Waiting list grows as sexual assault centre awaits promised funding
Unprecedented backlog of survivors needing support as province puts off funding decision
The demand for counselling services at Niagara Sexual Assault Centre has reached unprecedented numbers, with more than 200 people on the wait list, and staff don’t know when relief will come.
Last March, the centre — it serves all of Niagara through its 24-hour crisis line, as well as its downtown St. Catharines office and outreach sites in Niagara Falls, Port Colborne, Welland and Fort Erie — was promised about $92,000 by the former Liberal government, which would help to cut down some of its growing wait list. It was part of a promised 33 per cent bump in funding for rape crisis centres across the province. However, that promised funding was put on hold when Doug Ford’s Progressive Conservative party was elected to form government.

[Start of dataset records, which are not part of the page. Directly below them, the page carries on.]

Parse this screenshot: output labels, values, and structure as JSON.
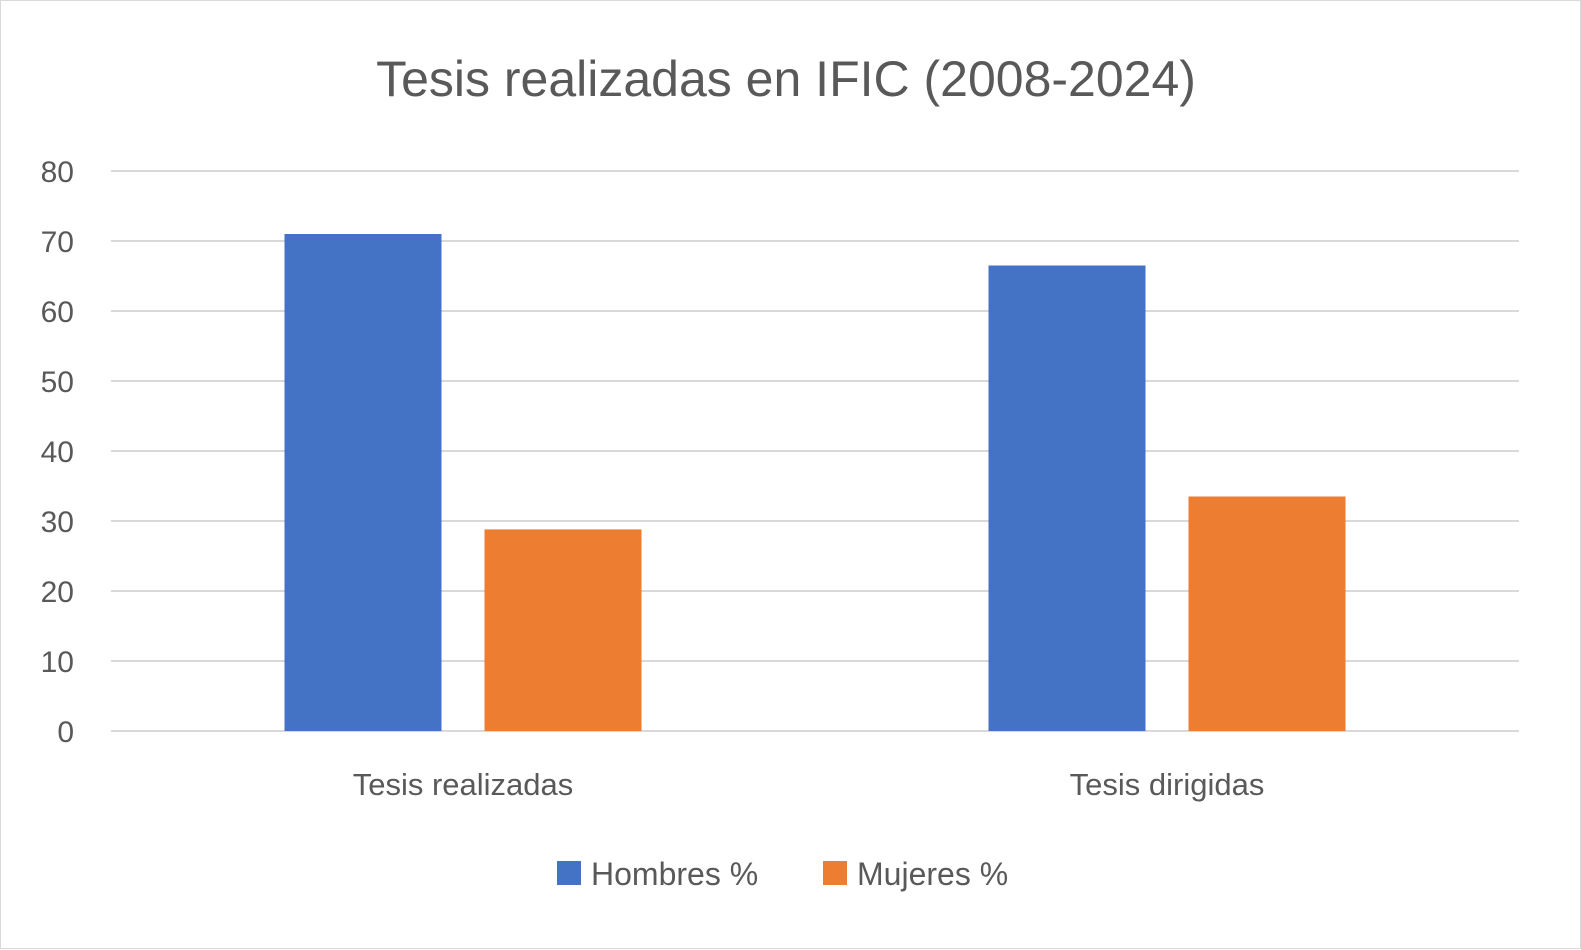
{
  "chart_data": {
    "type": "bar",
    "title": "Tesis realizadas en IFIC (2008-2024)",
    "categories": [
      "Tesis realizadas",
      "Tesis dirigidas"
    ],
    "series": [
      {
        "name": "Hombres %",
        "color": "#4472c4",
        "values": [
          71,
          66.5
        ]
      },
      {
        "name": "Mujeres %",
        "color": "#ed7d31",
        "values": [
          28.8,
          33.5
        ]
      }
    ],
    "yticks": [
      "0",
      "10",
      "20",
      "30",
      "40",
      "50",
      "60",
      "70",
      "80"
    ],
    "ylim": [
      0,
      80
    ],
    "grid": true,
    "legend_position": "bottom"
  }
}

Centres across the province were told they would be updated about the funding bump in September.
“September has come and gone and we’re still waiting to hear,” said Cheri Huys, volunteer coordinator with the centre.
The community, she said, is going through a very difficult time.
“There’s lots going on. There’s all the #MeToo stuff, there are some local cases going on here, too, and that really causes triggers for a lot of people,” she said, referencing high-profile local cases such as historic sexual assault allegations against businessman Jeff Cairns and a recent string of arrests related to a case in Port Colborne.
Huys said the organization has had numerous calls from women, and men, in Niagara who said they’ve had similar experiences, and while in some cases they may have sought help at the time, seeing it in the news and hearing about it in the community is triggering and makes things difficult again.
“As more and more cases, locally and nationally, come forward, individuals are directly impacted by that. We’ve seen our wait list grow exponentially,” she said. “Our wait list right now is much more than it was last year and more than the year before that. We’ve reached numbers we’ve never seen before for people waiting for services.”
Just a few years ago, if the centre’s list hit 50 people awaiting counselling, staff would go into panic mode. Now, there are more than 200 people facing a wait time of up to one year for services and Huys said without this promised funding, she doesn’t expect
things to change.
“We were very happy to hear about the ($92,000) funding because we thought we could hire another therapist, or possibly two therapists. That would definitely help with our huge wait list,” she said. “Now, we’re still waiting, none of us have any prediction about what this will look like for us. The region is in a crisis with this — we have a wait list that we’ve never seen before.”
The centre has an equivalent of two part-time and one full-time therapists to provide services at the downtown centre, as well as its outreach sites.
In the past, the outreach sites may have had a wait list of one, two or three people waiting. Those have grown, too, and now one site has 30 people waiting.
“We can’t keep up,” Huys said.
“We need more funding. We need the ability to hire more therapists so we can address people. When people call on the phone, they need help now.”
For people needing counselling, the options while they wait are limited. There is the 24-hour crisis line, but Huys is quick to point out that’s not counselling and it doesn’t help the survivors of sexual abuse and sexual violence do the trauma work they need to do.
“These people need therapy,” she said. The other option is private therapy, but that can be costly and is not feasible — financially — for everyone.
Two years ago, the average time spent on a wait list ranged from four to six months. Now, it’s 12 to 13 months.
“This funding would impact the wait list significantly. It’s difficult because we’re talking about, on average, about 30 requests a month we’re receiving
for services. That’s 30 individual people wanting or needing therapy,” Huys said.
On the wait list, approximately 25 per cent of the people waiting for counselling are in their 50s and 60s. It’s a figure that is staggering for St. Catharines MPP Jennie Stevens.
“It’s heartbreaking. Absolutely, heart-wrenching when you sit down and think about,” she said.
Stevens met with representatives from the Niagara Sexual Assault Centre and plans on bringing their concerns forward at Queen’s Park, she said.
Fellow NDP MPP Suze Morrison, who represents Toronto Centre, brought up the promised funding increase in October, reiterating the need for the increase promised by the Liberals.
Morrison spoke up in question period shortly after news broke that the new government would be disbanding an expert roundtable focused on ending violence
against women.
“Whether it’s a roundtable of experts or the promised funding, this is an important issue and it needs to be addressed,” said Stevens. “We need to do everything we can to end violence against women, to end sexual violence and to help those who have experienced it.”
Huys said the centre has also reached out to Niagara’s only PC MPP, Sam Oosterhoff, who represents Niagara West riding. They’d like to sit down to talk about the need for funding.
“This centre is one of its kind, the only one in Niagara that offers this kind of trauma therapy for free. The demand is great,” she said. “We provide very specialized trauma therapy for sexual abuse, incest and for sexual assault survivors as well. We need help.”
Calls to Oosterhoff’s office were not returned by press deadline.